Page:F.Douglass, Mes années d'esclavage et de liberté, 1883.djvu/21

Cette page a été validée par deux contributeurs.

Mais je ne les avais jamais aperçus. Ces noms de frère, de sœur, bien qu’entendus souvent, ne me disaient rien. Le sang nous liait, l’esclavage nous faisait étrangers. Initiés aux mystérieuses habitudes du vieux maître, eux, m’examinaient avec une sorte de compassion. — Jouer !… et si pendant ce temps, grand’mère allait partir, me laisser !

Pourtant, sur un signe d’elle, je m’y décidai.

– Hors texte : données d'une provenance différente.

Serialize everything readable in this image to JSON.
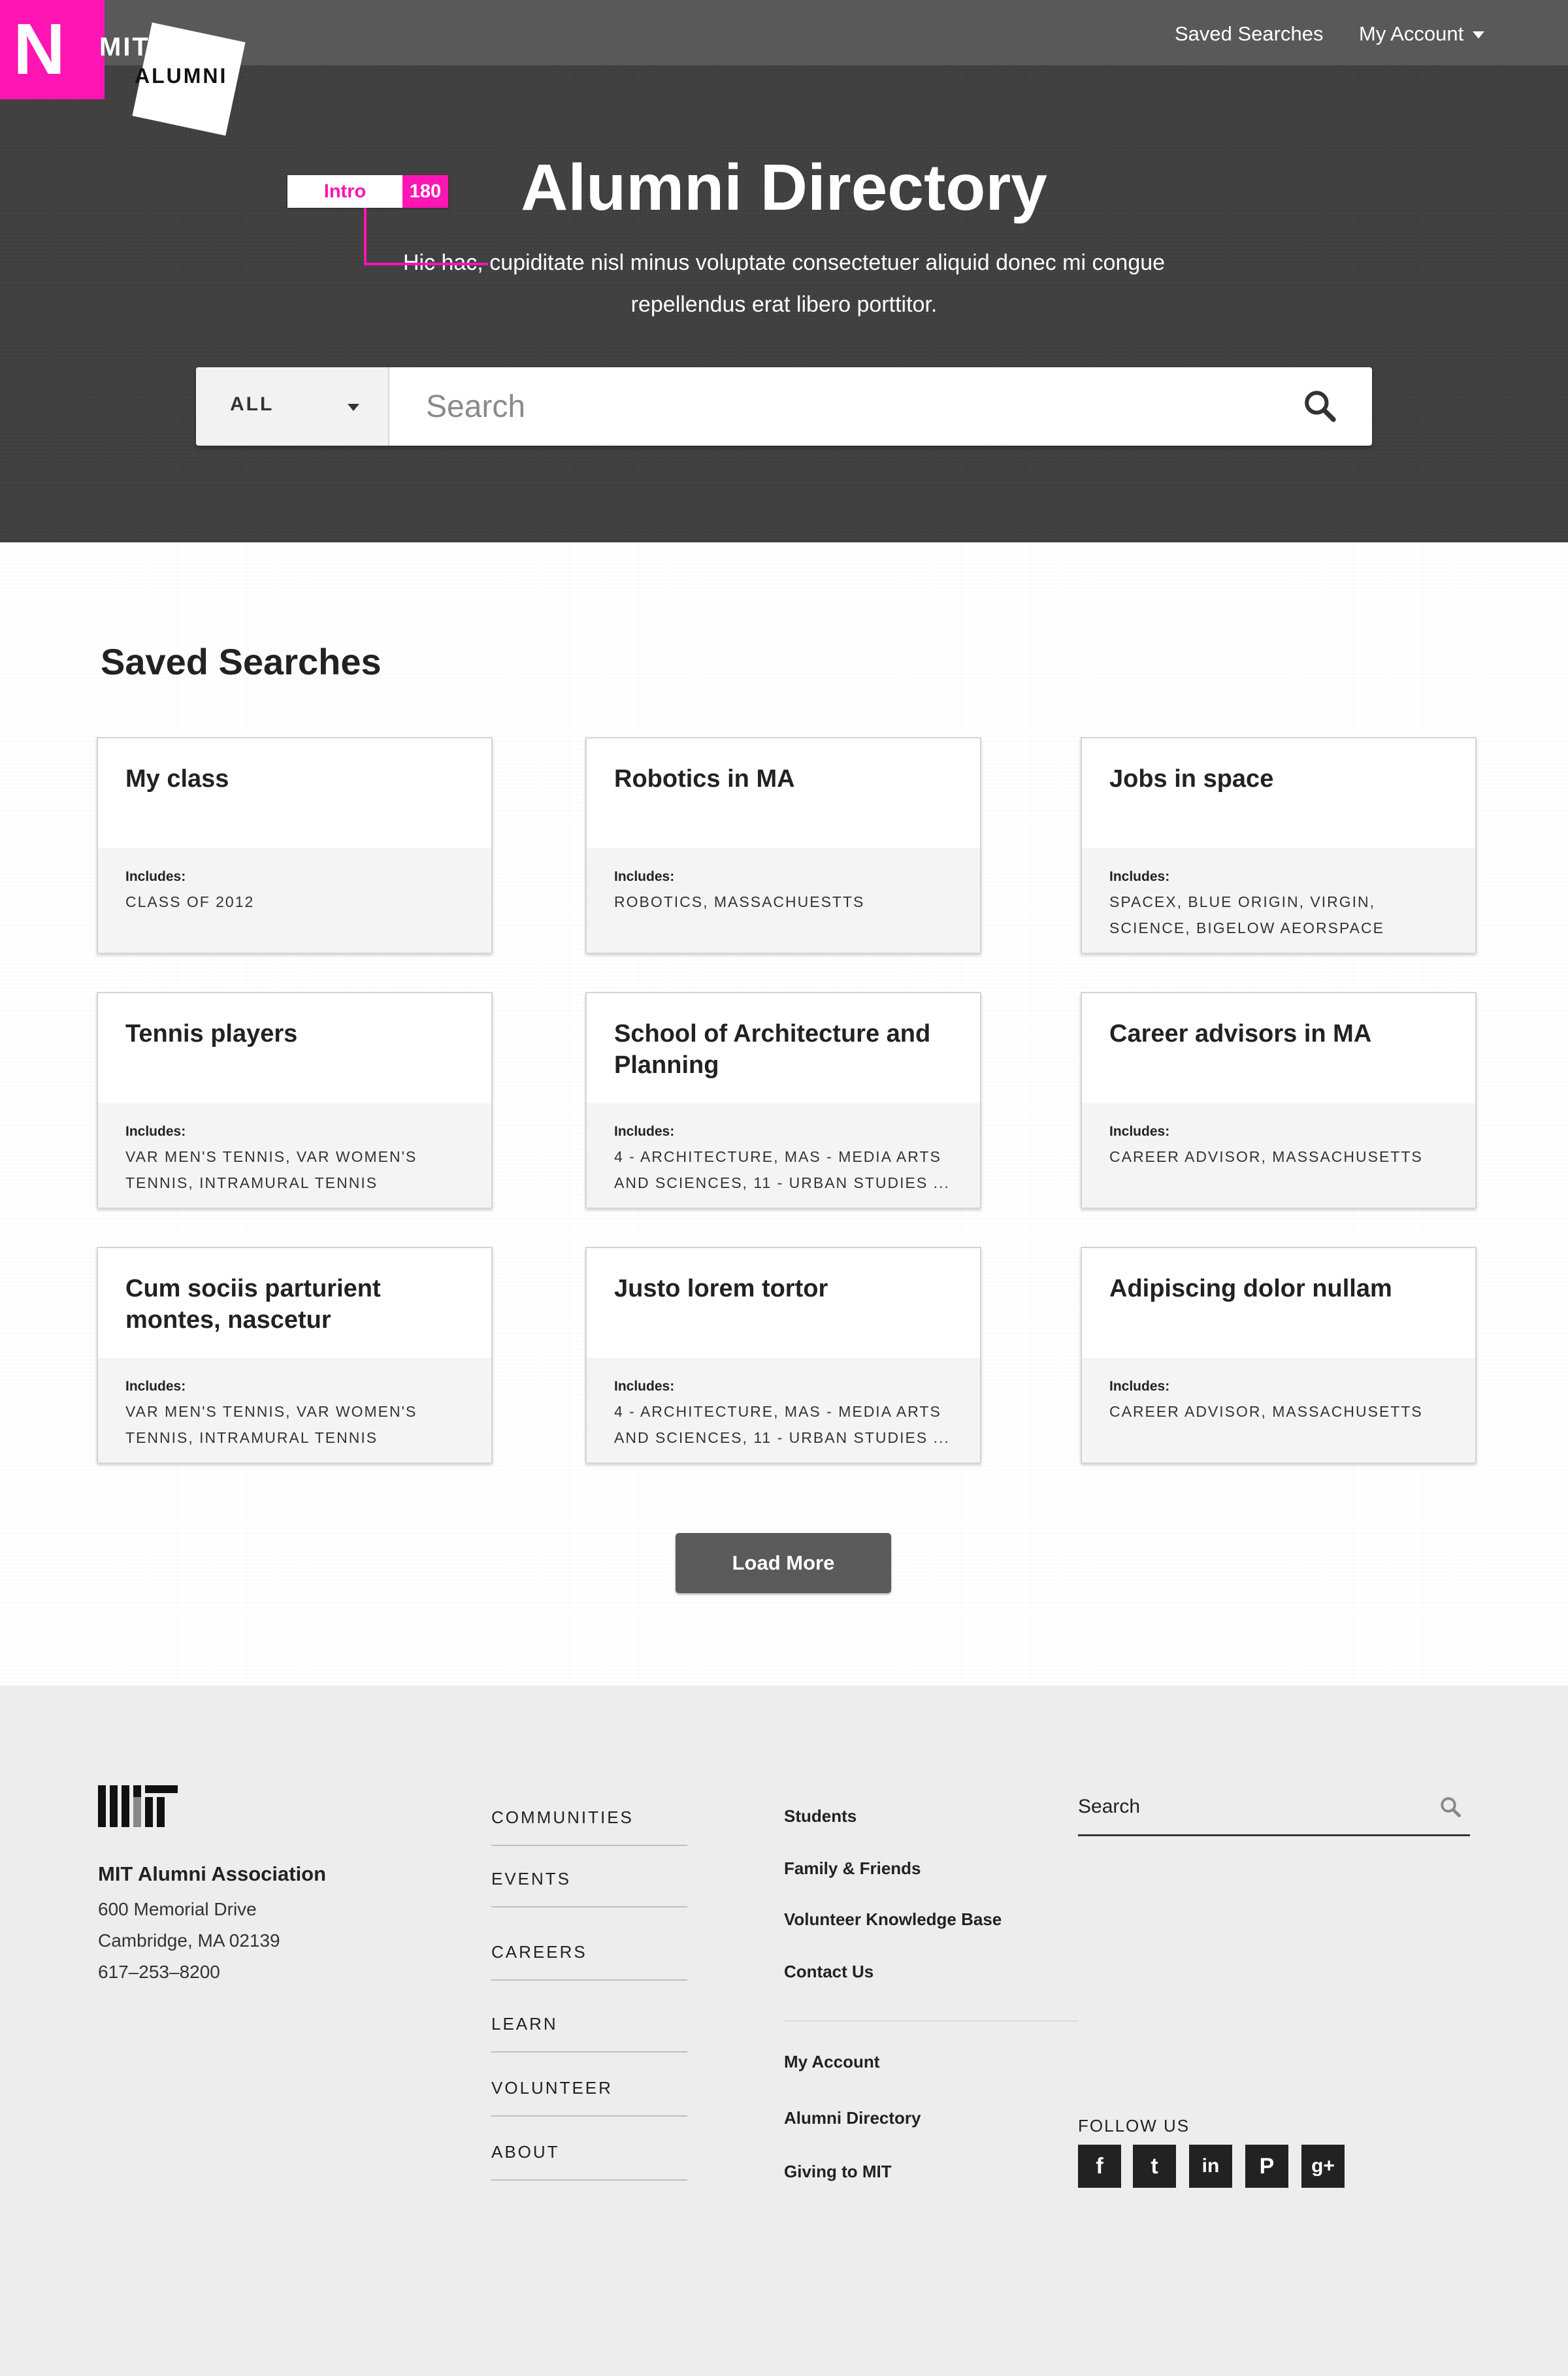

Le dos au mur, témoin de leurs ébats, je ne m’y mêlais pas. Soudain, un des marmots, accourant de la cuisine, s’élança vers moi, criant de sa voix grêle, avec une sorte de joie arrogante :

— Fed ! Fed ! Grand-ma loin !

Impossible ! D’un bond je fus dans la cuisine. Plus de grand’mère !

C’était vrai.


Ai-je besoin d’en dire davantage ?

Le cœur brisé, étendu sur le sol, je pleurai ces larmes amères, dont l’âge mûr n’oublie pas la désolation.

Mon frère me tendit des pêches, mes sœurs les approchèrent de ma bouche, je repoussai tout.

Une sorte de ressentiment se mêlait à ma douleur : Pour la première fois, grand’mère m’avait trompé.